Citation: Thierer, Adam. "Parental Controls and Online Child Protection: A Survey of Tools and Minds." Version 3.1. Fall 2008. Progress & Freedom Foundation. 5 April 2009. <http://www.pff.org/parentalcontrols/Parental%20Controls%20&%20Online%20Child%20Protection%20[VERSION%203.1].pdf>
Thierer’s document covers a variety of aspects and issues relating to parental control of children’s media consumption. Different methods of controls are discussed, including informal rules implemented by parents, ratings systems, filtering and monitoring software, increased media literacy, self-regulation by companies and governmental regulation. Much of the document relates to media other than the Internet, but the Internet is discussed, particularly when describing different types of filtering programs and the Internet’s relationship to the problems with governmental regulation. Because no one method of parental controls is completely effective, Thierer concludes that parents take an interdisciplinary approach when regulating their children’s media content, and employ a combination of strategies.

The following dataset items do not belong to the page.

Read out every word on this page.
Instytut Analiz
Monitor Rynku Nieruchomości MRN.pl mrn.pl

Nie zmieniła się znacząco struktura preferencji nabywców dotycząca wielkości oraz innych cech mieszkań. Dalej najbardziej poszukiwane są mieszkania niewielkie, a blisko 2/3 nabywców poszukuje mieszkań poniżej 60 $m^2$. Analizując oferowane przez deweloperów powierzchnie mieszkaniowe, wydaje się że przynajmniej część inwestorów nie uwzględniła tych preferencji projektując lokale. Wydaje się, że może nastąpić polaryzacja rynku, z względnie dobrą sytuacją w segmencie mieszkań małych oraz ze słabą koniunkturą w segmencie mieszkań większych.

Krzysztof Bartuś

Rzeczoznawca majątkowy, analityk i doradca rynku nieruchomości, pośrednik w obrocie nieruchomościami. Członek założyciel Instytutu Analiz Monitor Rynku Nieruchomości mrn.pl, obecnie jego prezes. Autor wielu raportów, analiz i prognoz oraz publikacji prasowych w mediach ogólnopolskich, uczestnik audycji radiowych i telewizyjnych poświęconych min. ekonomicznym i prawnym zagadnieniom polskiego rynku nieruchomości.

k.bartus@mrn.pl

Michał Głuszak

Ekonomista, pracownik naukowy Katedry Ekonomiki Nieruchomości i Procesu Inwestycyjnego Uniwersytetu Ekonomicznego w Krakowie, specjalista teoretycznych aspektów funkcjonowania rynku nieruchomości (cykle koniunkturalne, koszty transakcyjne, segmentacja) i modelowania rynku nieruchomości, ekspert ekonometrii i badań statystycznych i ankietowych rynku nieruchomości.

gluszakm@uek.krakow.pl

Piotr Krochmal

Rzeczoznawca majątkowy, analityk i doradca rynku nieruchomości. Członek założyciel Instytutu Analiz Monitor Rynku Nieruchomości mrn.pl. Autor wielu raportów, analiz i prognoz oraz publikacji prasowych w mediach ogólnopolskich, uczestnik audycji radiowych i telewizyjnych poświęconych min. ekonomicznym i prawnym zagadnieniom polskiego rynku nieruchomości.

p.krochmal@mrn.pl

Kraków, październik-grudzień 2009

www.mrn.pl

Educational and empowerment and informal strategies have the added bonus of being the least likely to restrict freedom of speech. There is also a discussion of how to protect children from sexual predators online. Age verification and extensive data monitoring are seen to be a poor remedies, while the right solution is determined to be “education, empowerment and enforcement.”
This article, much like some of the other documents, places an importance on efficacy and education as optimal ways to protect children from the dangers of the Internet. The focus of the ineffectiveness of other types of controls relates to questions concern those methods’ constitutionality which supports my theseis. The document is a particularly good source because it is very detailed and thoughrough in its analyses of the types of contols. This article also helps to better compare and contrast the views of Thierer and Palfrey, who co-authored another source. While they may have disagreed about reforming CDA 230, the two men both supported internal regulations by parents and community members and desires for non-governmental groups to come up with their own strategies concerning controlling content. Thierer is perhaps more skeptical of technology than Palfrey is, and he places more of an emphasis on educating and empowering parents and children about how to optimally use the Internet.